Meg came running to him, her kind face drawn with alarm.

“Is it the mill, Arnold?”

“No, no. Nothing to do with us really. Man tried to suicide up by the moors, pregnant daughter alone with him, we must get hold of the husband who doesn't know.”

“Oh,” said Meg. Relief showed for a moment on her face, to be succeeded by pity. “Take your raincoat,” she cried, throwing it after her husband as he ran down the steps.

Not to waste time, Arnold caught it, and threw it into the back of the car, which now leaped up to the steps with lights blazing, Jerry at the wheel. The boy slid over and Arnold took his place and they flew out of the Hall drive and down the hill at considerable speed.

“Is it the mill, father?” enquired Jerry.

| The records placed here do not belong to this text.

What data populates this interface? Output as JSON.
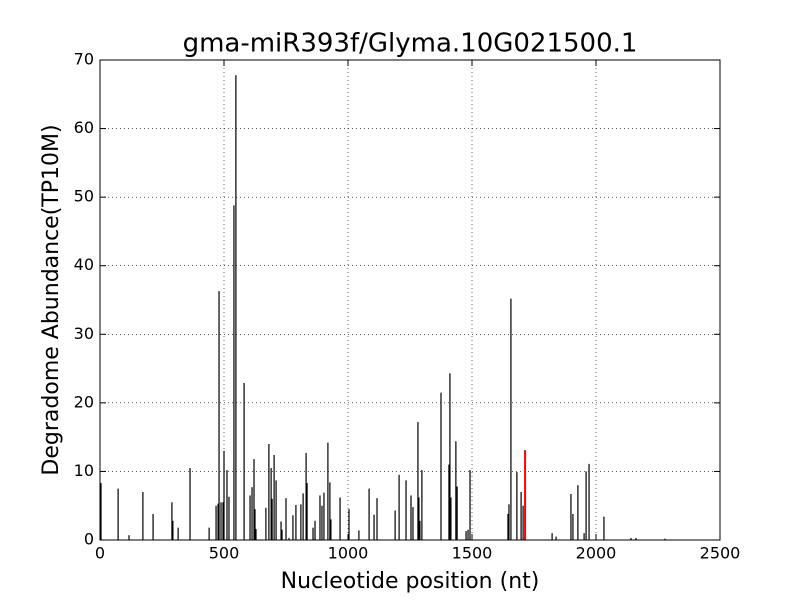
{
  "chart_data": {
    "type": "vlines",
    "title": "gma-miR393f/Glyma.10G021500.1",
    "x_label": "Nucleotide position (nt)",
    "y_label": "Degradome Abundance(TP10M)",
    "xlim": [
      0,
      2500
    ],
    "xticks": [
      0,
      500,
      1000,
      1500,
      2000,
      2500
    ],
    "ylim": [
      0,
      70
    ],
    "yticks": [
      0,
      10,
      20,
      30,
      40,
      50,
      60,
      70
    ],
    "grid": true,
    "series": [
      {
        "color": "#000000",
        "x": [
          4,
          73,
          117,
          173,
          214,
          290,
          294,
          315,
          363,
          440,
          468,
          476,
          480,
          488,
          496,
          500,
          512,
          520,
          540,
          548,
          581,
          605,
          613,
          621,
          625,
          629,
          669,
          681,
          690,
          694,
          702,
          710,
          730,
          734,
          750,
          762,
          778,
          790,
          810,
          819,
          831,
          835,
          859,
          867,
          887,
          895,
          903,
          919,
          927,
          931,
          968,
          1004,
          1044,
          1085,
          1105,
          1117,
          1190,
          1206,
          1234,
          1254,
          1262,
          1282,
          1286,
          1290,
          1298,
          1375,
          1407,
          1411,
          1415,
          1435,
          1440,
          1476,
          1484,
          1492,
          1645,
          1649,
          1657,
          1681,
          1698,
          1706,
          1823,
          1839,
          1899,
          1907,
          1927,
          1952,
          1960,
          1972,
          2032,
          2141,
          2161,
          2278
        ],
        "values": [
          8.3,
          7.5,
          0.7,
          7,
          3.8,
          5.5,
          2.8,
          1.8,
          10.5,
          1.8,
          5,
          5.3,
          36.3,
          5.5,
          5.5,
          13,
          10.2,
          6.3,
          48.8,
          67.8,
          22.9,
          6.5,
          7.7,
          11.8,
          4.5,
          1.6,
          4.7,
          14,
          10.5,
          6,
          12.4,
          8.7,
          2.7,
          1.5,
          6.1,
          0.3,
          3.6,
          5.1,
          5.2,
          6.8,
          12.7,
          8.3,
          1.8,
          2.8,
          6.5,
          5,
          6.9,
          14.2,
          8.4,
          3,
          6.2,
          4.5,
          1.4,
          7.5,
          3.7,
          6.1,
          4.3,
          9.5,
          8.7,
          6.5,
          4.8,
          17.2,
          6.2,
          2.8,
          10.2,
          21.5,
          11,
          24.3,
          6.2,
          14.4,
          7.8,
          1.3,
          1.5,
          10.2,
          3.8,
          5.2,
          35.2,
          9.9,
          7,
          5,
          1,
          0.5,
          6.7,
          3.8,
          8,
          1,
          10,
          11.1,
          3.4,
          0.3,
          0.3,
          0.2
        ]
      },
      {
        "color": "#ff0000",
        "x": [
          1714
        ],
        "values": [
          13.1
        ]
      }
    ]
  }
}
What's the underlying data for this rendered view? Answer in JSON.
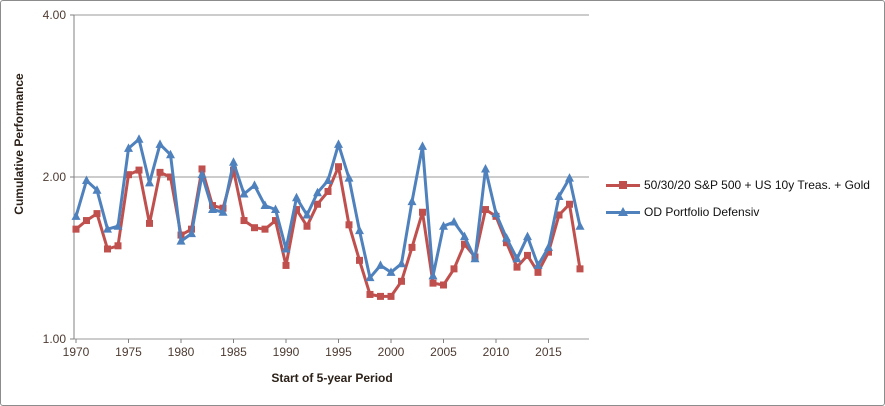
{
  "chart_data": {
    "type": "line",
    "title": "",
    "xlabel": "Start of 5-year Period",
    "ylabel": "Cumulative Performance",
    "y_scale": "log2",
    "ylim": [
      1.0,
      4.0
    ],
    "grid": "horizontal",
    "legend_position": "middle-right",
    "x": [
      1970,
      1971,
      1972,
      1973,
      1974,
      1975,
      1976,
      1977,
      1978,
      1979,
      1980,
      1981,
      1982,
      1983,
      1984,
      1985,
      1986,
      1987,
      1988,
      1989,
      1990,
      1991,
      1992,
      1993,
      1994,
      1995,
      1996,
      1997,
      1998,
      1999,
      2000,
      2001,
      2002,
      2003,
      2004,
      2005,
      2006,
      2007,
      2008,
      2009,
      2010,
      2011,
      2012,
      2013,
      2014,
      2015,
      2016,
      2017,
      2018
    ],
    "x_tick_years": [
      1970,
      1975,
      1980,
      1985,
      1990,
      1995,
      2000,
      2005,
      2010,
      2015
    ],
    "y_ticks": [
      {
        "v": 4.0,
        "label": "4.00"
      },
      {
        "v": 2.0,
        "label": "2.00"
      },
      {
        "v": 1.0,
        "label": "1.00"
      }
    ],
    "series": [
      {
        "name": "50/30/20 S&P 500 + US 10y Treas. + Gold",
        "color": "#C0504D",
        "marker": "square",
        "values": [
          1.6,
          1.66,
          1.71,
          1.47,
          1.49,
          2.02,
          2.06,
          1.64,
          2.04,
          2.0,
          1.56,
          1.6,
          2.07,
          1.77,
          1.75,
          2.06,
          1.66,
          1.61,
          1.6,
          1.66,
          1.37,
          1.74,
          1.62,
          1.78,
          1.88,
          2.09,
          1.63,
          1.4,
          1.21,
          1.2,
          1.2,
          1.28,
          1.48,
          1.72,
          1.27,
          1.26,
          1.35,
          1.5,
          1.42,
          1.74,
          1.69,
          1.51,
          1.36,
          1.43,
          1.33,
          1.45,
          1.7,
          1.78,
          1.35
        ]
      },
      {
        "name": "OD Portfolio Defensiv",
        "color": "#4F81BD",
        "marker": "triangle",
        "values": [
          1.69,
          1.97,
          1.89,
          1.6,
          1.62,
          2.26,
          2.35,
          1.95,
          2.3,
          2.2,
          1.52,
          1.57,
          2.02,
          1.74,
          1.72,
          2.13,
          1.86,
          1.93,
          1.77,
          1.74,
          1.47,
          1.83,
          1.7,
          1.87,
          1.97,
          2.3,
          1.99,
          1.59,
          1.3,
          1.37,
          1.33,
          1.38,
          1.8,
          2.28,
          1.31,
          1.62,
          1.65,
          1.55,
          1.41,
          2.07,
          1.71,
          1.54,
          1.41,
          1.55,
          1.37,
          1.48,
          1.84,
          1.99,
          1.62
        ]
      }
    ]
  },
  "colors": {
    "axis": "#808080",
    "gridline": "#9a9a9a",
    "tick_label": "#4d3b32",
    "frame_border": "#8c8c8c",
    "background": "#ffffff"
  }
}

Two aspects of this remark warred in Arnold's heart. On the one hand, he was still relegated to the icy fringe of fatherhood, apparently; on the other, it seemed that Jerry at least cared enough for Holmelea Mills to enquire about their safety. He sighed, perplexed. But the excitement of the chase had loosened his tongue, and as they raced along the road to Ash-worth he told Jerry the object of their excursion as far as he knew it.

“Don't you know Francis Freeman at all, then?” said the boy in a tone of surprise.

“No. Never heard of him.”


I
have,” said Jerry unexpectedly. “He was quite a good stage designer in his day.”

“That's not the point, however,” said Arnold. “The point is, he's a man in trouble.”

“Oh, quite. It was pretty cool of this Cressey type to expect you to go to the rescue of a complete stranger, though, wasn't it?”